When I went to teach in Okinawa in the middle 1980s, I took a dittybag of used paperbacks, one of which was Budd Schulberg’s novel The Disenchanted. It tells the story of a lost weekend suffered by Manley Halliday, a writer of celebrity status during the 1920s but who was forgotten by the late 1930s among the critics and the reading pubic. Schulberg based this novel on his own unhappy experience with F. Scott Fitzgerald in 1939 while working on a picture called Winter Carnival on location at Dartmouth. Though I understand that readers have reasonable qualms about fictionalized memoirs, I think it’s a remarkable novel that has stayed with me even after 35 years.  

So, after all this time still curious about Fitzgerald's shifts in Hollywood screenwriting mills, I read this example of the spate of books about classic Hollywood released during the nostalgia boom of the early 1970s.

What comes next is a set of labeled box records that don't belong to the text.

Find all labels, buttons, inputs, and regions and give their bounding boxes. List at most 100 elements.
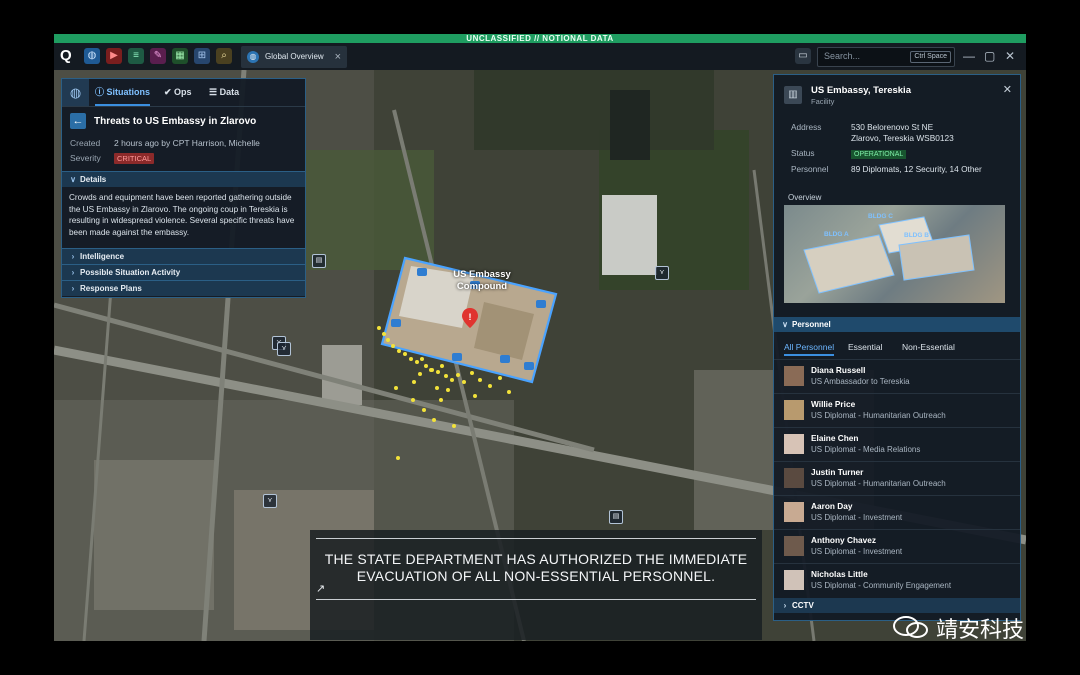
close-window-icon[interactable]: ✕: [1005, 49, 1015, 63]
situation-panel: ◍ ⓘ Situations ✔ Ops ☰ Data ← Threats to …: [61, 78, 306, 298]
chevron-right-icon: ›: [783, 601, 787, 610]
camera-icon[interactable]: [536, 300, 546, 308]
wechat-icon: [893, 615, 929, 639]
person-name: Elaine Chen: [811, 433, 859, 443]
person-role: US Diplomat - Investment: [811, 547, 903, 556]
section-situation-activity[interactable]: › Possible Situation Activity: [62, 264, 305, 280]
section-response-plans[interactable]: › Response Plans: [62, 280, 305, 296]
section-details[interactable]: ∨ Details: [62, 171, 305, 187]
watermark: 靖安科技: [936, 618, 1025, 643]
status-badge: OPERATIONAL: [851, 150, 907, 159]
chevron-down-icon: ∨: [782, 320, 788, 329]
avatar: [784, 400, 804, 420]
avatar: [784, 434, 804, 454]
globe-icon[interactable]: ◍: [84, 48, 100, 64]
pen-icon[interactable]: ✎: [150, 48, 166, 64]
tab-label: Global Overview: [265, 52, 324, 61]
app-logo-icon[interactable]: Q: [60, 48, 76, 64]
person-role: US Diplomat - Community Engagement: [811, 581, 952, 590]
graph-icon[interactable]: ⊞: [194, 48, 210, 64]
severity-row: Severity CRITICAL: [70, 153, 155, 164]
person-name: Nicholas Little: [811, 569, 868, 579]
personnel-count: 89 Diplomats, 12 Security, 14 Other: [851, 164, 982, 174]
person-name: Justin Turner: [811, 467, 864, 477]
avatar: [784, 366, 804, 386]
minimize-icon[interactable]: —: [963, 49, 975, 63]
globe-icon: ◍: [247, 51, 259, 63]
alert-pin-icon[interactable]: !: [462, 308, 478, 328]
play-icon[interactable]: ▶: [106, 48, 122, 64]
caption-bottom-rule: [316, 599, 756, 600]
embassy-compound-label: US Embassy Compound: [437, 269, 527, 293]
chevron-right-icon: ›: [71, 284, 75, 293]
created-row: Created 2 hours ago by CPT Harrison, Mich…: [70, 138, 260, 148]
section-intelligence[interactable]: › Intelligence: [62, 248, 305, 264]
close-icon[interactable]: ×: [335, 46, 341, 68]
avatar: [784, 536, 804, 556]
search-input[interactable]: Search... Ctrl Space: [817, 47, 955, 67]
search-doc-icon[interactable]: ⌕: [216, 48, 232, 64]
tab-essential[interactable]: Essential: [848, 342, 883, 352]
tab-global-overview[interactable]: ◍ Global Overview ×: [241, 46, 347, 68]
tab-data[interactable]: ☰ Data: [209, 79, 239, 106]
panel-tabs: ◍ ⓘ Situations ✔ Ops ☰ Data: [62, 79, 305, 107]
tab-non-essential[interactable]: Non-Essential: [902, 342, 955, 352]
bldg-c-label: BLDG C: [868, 213, 893, 220]
list-item[interactable]: Elaine Chen US Diplomat - Media Relation…: [774, 427, 1020, 461]
list-item[interactable]: Willie Price US Diplomat - Humanitarian …: [774, 393, 1020, 427]
search-shortcut: Ctrl Space: [910, 51, 951, 63]
address-line2: Zlarovo, Tereskia WSB0123: [851, 133, 954, 143]
section-personnel[interactable]: ∨ Personnel: [774, 317, 1020, 332]
tab-ops[interactable]: ✔ Ops: [164, 79, 192, 106]
camera-icon[interactable]: [417, 268, 427, 276]
chevron-down-icon: ∨: [70, 175, 76, 184]
document-icon[interactable]: ▤: [312, 254, 326, 268]
bldg-b-label: BLDG B: [904, 232, 929, 239]
toolbar: Q ◍ ▶ ≡ ✎ ▦ ⊞ ⌕ ◍ Global Overview × ▭ Se…: [54, 43, 1026, 71]
personnel-row: Personnel 89 Diplomats, 12 Security, 14 …: [791, 164, 1021, 176]
camera-icon[interactable]: [524, 362, 534, 370]
svg-text:!: !: [469, 312, 472, 322]
avatar: [784, 468, 804, 488]
overview-image[interactable]: BLDG A BLDG B BLDG C: [784, 205, 1005, 303]
signal-icon[interactable]: ⋎: [277, 342, 291, 356]
list-item[interactable]: Nicholas Little US Diplomat - Community …: [774, 563, 1020, 597]
camera-icon[interactable]: [452, 353, 462, 361]
signal-icon[interactable]: ⋎: [655, 266, 669, 280]
list-item[interactable]: Aaron Day US Diplomat - Investment: [774, 495, 1020, 529]
list-item[interactable]: Anthony Chavez US Diplomat - Investment: [774, 529, 1020, 563]
maximize-icon[interactable]: ▢: [984, 49, 995, 63]
details-text: Crowds and equipment have been reported …: [69, 193, 295, 237]
list-item[interactable]: Diana Russell US Ambassador to Tereskia: [774, 359, 1020, 393]
signal-icon[interactable]: ⋎: [263, 494, 277, 508]
created-value: 2 hours ago by CPT Harrison, Michelle: [114, 138, 260, 148]
back-arrow-icon[interactable]: ←: [70, 113, 86, 130]
list-item[interactable]: Justin Turner US Diplomat - Humanitarian…: [774, 461, 1020, 495]
caption-overlay: THE STATE DEPARTMENT HAS AUTHORIZED THE …: [310, 530, 762, 640]
map-view[interactable]: ! US Embassy Compound ▤ ⋎ ⋎ ⋎ ⋎ ▤ ◍ ⓘ Si…: [54, 70, 1026, 641]
arrow-icon: ↗: [316, 583, 326, 595]
situation-title-text: Threats to US Embassy in Zlarovo: [94, 116, 257, 127]
person-name: Anthony Chavez: [811, 535, 876, 545]
document-icon[interactable]: ▤: [609, 510, 623, 524]
tab-all-personnel[interactable]: All Personnel: [784, 342, 835, 356]
chevron-right-icon: ›: [71, 268, 75, 277]
table-icon[interactable]: ▦: [172, 48, 188, 64]
caption-top-rule: [316, 538, 756, 539]
camera-icon[interactable]: [391, 319, 401, 327]
facility-panel: ▥ US Embassy, Tereskia Facility ✕ Addres…: [773, 74, 1021, 621]
globe-icon[interactable]: ◍: [62, 79, 89, 106]
camera-icon[interactable]: [500, 355, 510, 363]
person-name: Willie Price: [811, 399, 856, 409]
person-role: US Diplomat - Humanitarian Outreach: [811, 411, 946, 420]
person-name: Aaron Day: [811, 501, 853, 511]
situation-title: ← Threats to US Embassy in Zlarovo: [70, 113, 256, 131]
classification-banner: UNCLASSIFIED // NOTIONAL DATA: [54, 34, 1026, 43]
person-role: US Diplomat - Humanitarian Outreach: [811, 479, 946, 488]
tab-situations[interactable]: ⓘ Situations: [95, 79, 151, 106]
chat-icon[interactable]: ▭: [795, 48, 811, 64]
list-icon[interactable]: ≡: [128, 48, 144, 64]
section-cctv[interactable]: › CCTV: [774, 598, 1020, 613]
close-icon[interactable]: ✕: [1003, 83, 1012, 96]
search-placeholder: Search...: [824, 51, 861, 61]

Latham was a respected long-form journalist in that bygone time, writing for magazines, such as Esquire, Harper's, New York, Texas Monthly and Rolling Stone, publications for hip smart people like I knew I was though just a college student.

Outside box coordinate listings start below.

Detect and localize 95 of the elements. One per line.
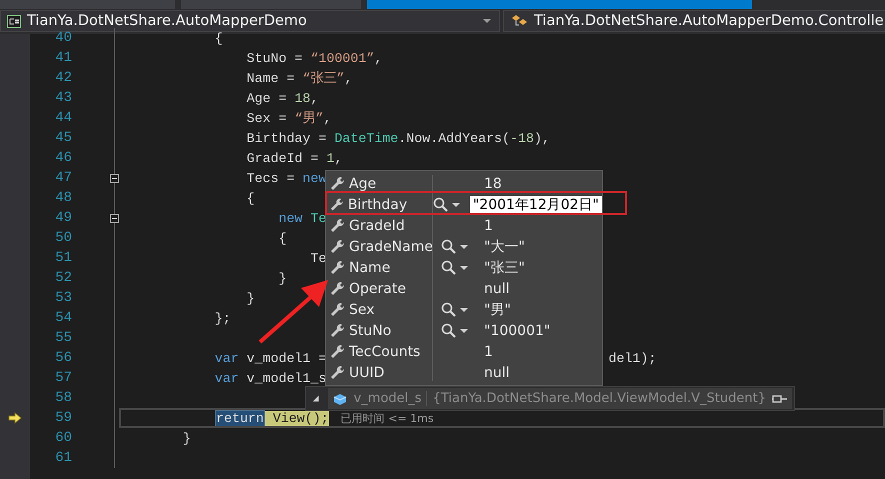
member-name: UUID	[349, 364, 386, 380]
member-name: Sex	[349, 302, 376, 318]
line-number: 54	[54, 310, 72, 326]
code-text: Name = “张三”,	[246, 70, 352, 87]
line-number: 59	[54, 410, 72, 426]
member-value: "大一"	[483, 238, 526, 256]
variable-value: {TianYa.DotNetShare.Model.ViewModel.V_Student}	[432, 391, 766, 406]
wrench-icon	[330, 239, 345, 254]
member-value: null	[483, 280, 511, 296]
wrench-icon	[330, 365, 345, 380]
code-text: }	[246, 290, 255, 306]
line-number: 45	[54, 130, 72, 146]
line-number: 48	[54, 190, 72, 206]
caret-icon	[452, 202, 460, 206]
wrench-icon	[330, 176, 345, 191]
project-name: TianYa.DotNetShare.AutoMapperDemo	[27, 13, 308, 29]
caret-icon	[460, 244, 468, 248]
line-number: 50	[54, 230, 72, 246]
line-number: 46	[54, 150, 72, 166]
member-value: 1	[483, 344, 494, 360]
line-number: 40	[54, 30, 72, 46]
member-name: TecCounts	[349, 344, 422, 360]
code-text: };	[214, 310, 231, 326]
member-dropdown[interactable]: TianYa.DotNetShare.AutoMapperDemo.Controlle	[503, 10, 885, 32]
magnifier-icon[interactable]	[441, 323, 456, 338]
line-number: 47	[54, 170, 72, 186]
line-number: 60	[54, 430, 72, 446]
code-text: }	[278, 270, 287, 286]
member-name: Age	[349, 176, 378, 192]
line-number: 55	[54, 330, 72, 346]
code-text: Age = 18,	[246, 90, 319, 106]
member-value: "男"	[483, 300, 512, 318]
line-number: 57	[54, 370, 72, 386]
wrench-icon	[330, 218, 345, 233]
caret-icon	[460, 308, 468, 312]
magnifier-icon[interactable]	[441, 302, 456, 317]
member-value: null	[483, 364, 511, 380]
csharp-file-icon	[7, 14, 21, 28]
caret-icon	[460, 266, 468, 270]
magnifier-icon[interactable]	[433, 197, 448, 212]
code-text: Sex = “男”,	[246, 110, 332, 127]
member-value: 1	[483, 218, 494, 234]
magnifier-icon[interactable]	[441, 260, 456, 275]
wrench-icon	[330, 197, 344, 212]
collapse-icon[interactable]	[110, 174, 119, 182]
wrench-icon	[330, 260, 345, 275]
line-number: 44	[54, 110, 72, 126]
line-number: 43	[54, 90, 72, 106]
code-text: del1);	[608, 350, 656, 366]
class-icon	[510, 14, 528, 28]
line-number: 61	[54, 450, 72, 466]
line-number: 41	[54, 50, 72, 66]
highlighted-code: return	[215, 410, 265, 426]
collapse-icon[interactable]	[110, 214, 119, 222]
line-number: 49	[54, 210, 72, 226]
line-number: 51	[54, 250, 72, 266]
member-name: StuNo	[349, 322, 392, 338]
code-text: Te	[310, 250, 326, 266]
code-text: Birthday = DateTime.Now.AddYears(-18),	[246, 130, 550, 146]
code-text: GradeId = 1,	[246, 150, 342, 166]
line-number: 58	[54, 390, 72, 406]
wrench-icon	[330, 323, 345, 338]
caret-icon	[460, 328, 468, 332]
highlighted-code: View();	[264, 410, 329, 426]
value-field[interactable]: "2001年12月02日"	[470, 196, 602, 214]
code-text: StuNo = “100001”,	[246, 50, 382, 66]
dropdown-caret-icon	[483, 19, 491, 23]
code-text: }	[182, 430, 191, 446]
code-text: new Te	[278, 210, 326, 226]
code-text: {	[278, 230, 287, 246]
code-text: var v_model1_s	[214, 370, 326, 386]
code-text: {	[214, 30, 223, 46]
wrench-icon	[330, 344, 345, 359]
line-number: 56	[54, 350, 72, 366]
expander-icon[interactable]	[312, 394, 320, 403]
member-name: GradeName	[349, 238, 434, 254]
member-value: 18	[483, 176, 503, 192]
magnifier-icon[interactable]	[441, 239, 456, 254]
pin-icon[interactable]	[772, 392, 788, 404]
member-name: Operate	[349, 280, 407, 296]
member-name: GradeId	[349, 218, 406, 234]
member-value: "张三"	[483, 258, 526, 276]
code-text: {	[246, 190, 255, 206]
variable-name: v_model_s	[354, 391, 427, 406]
line-number: 42	[54, 70, 72, 86]
wrench-icon	[330, 281, 345, 296]
wrench-icon	[330, 302, 345, 317]
member-name: TianYa.DotNetShare.AutoMapperDemo.Controlle	[534, 13, 885, 29]
member-name: Name	[349, 260, 392, 276]
member-name: Birthday	[348, 196, 408, 212]
member-value: "100001"	[483, 322, 552, 338]
line-number: 53	[54, 290, 72, 306]
elapsed-time-tip: 已用时间 <= 1ms	[340, 410, 434, 426]
project-dropdown[interactable]: TianYa.DotNetShare.AutoMapperDemo	[0, 10, 500, 32]
line-number: 52	[54, 270, 72, 286]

Besides conducting interviews with Fitzgerald’s agent H.N. Swanson, Fitzgerald’s nemesis producer Joseph Mankiewicz and many others, Latham in fact went to MGM and dug up from the archives the screenplays Fitzgerald wrote. He also mined Miss Graham's memoir Beloved Infidel (which shameless Tinsel Town made into a mawkish fairy tale of a movie[1]). 

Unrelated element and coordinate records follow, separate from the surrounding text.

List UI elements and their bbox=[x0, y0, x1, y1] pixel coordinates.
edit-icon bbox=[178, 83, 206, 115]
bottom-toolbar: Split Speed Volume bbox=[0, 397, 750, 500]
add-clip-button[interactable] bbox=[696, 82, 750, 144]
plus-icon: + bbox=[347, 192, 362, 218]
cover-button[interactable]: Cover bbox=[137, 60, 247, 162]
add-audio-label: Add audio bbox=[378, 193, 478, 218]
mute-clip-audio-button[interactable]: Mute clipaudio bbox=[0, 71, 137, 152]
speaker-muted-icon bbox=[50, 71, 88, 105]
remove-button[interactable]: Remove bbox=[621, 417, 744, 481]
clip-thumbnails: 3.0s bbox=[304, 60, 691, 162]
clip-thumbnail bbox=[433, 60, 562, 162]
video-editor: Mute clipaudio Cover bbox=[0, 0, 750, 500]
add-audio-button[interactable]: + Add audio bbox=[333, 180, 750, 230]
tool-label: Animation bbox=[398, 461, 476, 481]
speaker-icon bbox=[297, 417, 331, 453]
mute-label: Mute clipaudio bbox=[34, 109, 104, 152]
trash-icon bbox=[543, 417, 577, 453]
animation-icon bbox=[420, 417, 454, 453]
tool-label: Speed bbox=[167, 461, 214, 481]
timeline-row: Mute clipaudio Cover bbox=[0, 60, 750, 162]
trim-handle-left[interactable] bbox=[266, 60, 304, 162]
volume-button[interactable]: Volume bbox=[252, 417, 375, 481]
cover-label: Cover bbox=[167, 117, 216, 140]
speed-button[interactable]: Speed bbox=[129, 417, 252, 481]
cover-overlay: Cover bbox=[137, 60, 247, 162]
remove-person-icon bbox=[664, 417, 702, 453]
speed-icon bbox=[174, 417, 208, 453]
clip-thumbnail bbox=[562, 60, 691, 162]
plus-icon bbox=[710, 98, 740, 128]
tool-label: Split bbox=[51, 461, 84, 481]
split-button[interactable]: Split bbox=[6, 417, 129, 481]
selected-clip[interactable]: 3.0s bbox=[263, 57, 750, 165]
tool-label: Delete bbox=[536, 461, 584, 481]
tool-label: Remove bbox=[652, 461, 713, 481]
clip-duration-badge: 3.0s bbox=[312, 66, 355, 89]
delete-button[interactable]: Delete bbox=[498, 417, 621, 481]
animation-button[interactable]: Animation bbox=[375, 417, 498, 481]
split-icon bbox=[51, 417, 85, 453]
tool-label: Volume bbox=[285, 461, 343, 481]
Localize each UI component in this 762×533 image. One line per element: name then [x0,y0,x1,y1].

A professional writer, Latham skillfully tells the story, though sometimes being too inventive in handling chronology, which makes it a little hard to follow sometimes. Also jarringly nostalgic were weekly-magaziney sentences like “Zelda was teaching Scott lessons about tragedy which Aristotle had left out.” Finally, in books about classic Hollywood there are always examples of stories "interesting if true." For instance, we hear of Ernest Hemingway, on a tour of MGM, saying to powerful producer Bernard Hyman, "You're doing well for Heeb, aren't you?" Much as we detest old Ern as a guy, this seems far-fetched.

Fitzgerald was facing pressure on the personal and medical fronts. He faced crushing expenses and debts. While his wife Zelda was living in a mental hospital to treat what sounds like bipolar disorder, he was having an affair with young gossip columnist Sheilah Graham. Though he stayed with Coke most of the time, when he got into the gin, it was about as “sick drunk” as it could be without, at least, attracting the attention of the authorities with drunk & disorderly arrests (pure luck). Fitzgerald was also fighting tuberculosis which compounded the chronic nephritis (swelling of the kidneys) until his heart said, "I'm not doing this anymore."

But the book focuses on the professional front so we get a unique tale of work woes in the one of the most brutal company towns ever. Ironically, Fitzgerald learned how to write effectively for the screen, but the movies never got produced. Latham provides interesting tidbits about screenwriters Budd Schulberg  Nunnally Johnson, Frances and Albert Hackett, Dorothy Parker and Anita Loos, and Fitzgerald's friends like actress Helen Hayes and director George Cukor.

Worth reading for fans into classic Hollywood and hardcore reading.


[1] Eddie Albert cast as Robert Benchley – I’m shuffling off now for a belt of Heaven Hill bourbon. Or three.


1 comment:

  1. A book that stays with a reader for 35 years is noteworthy. I'd not heard of the memoir Beloved Infidel either. It sounds fascinating.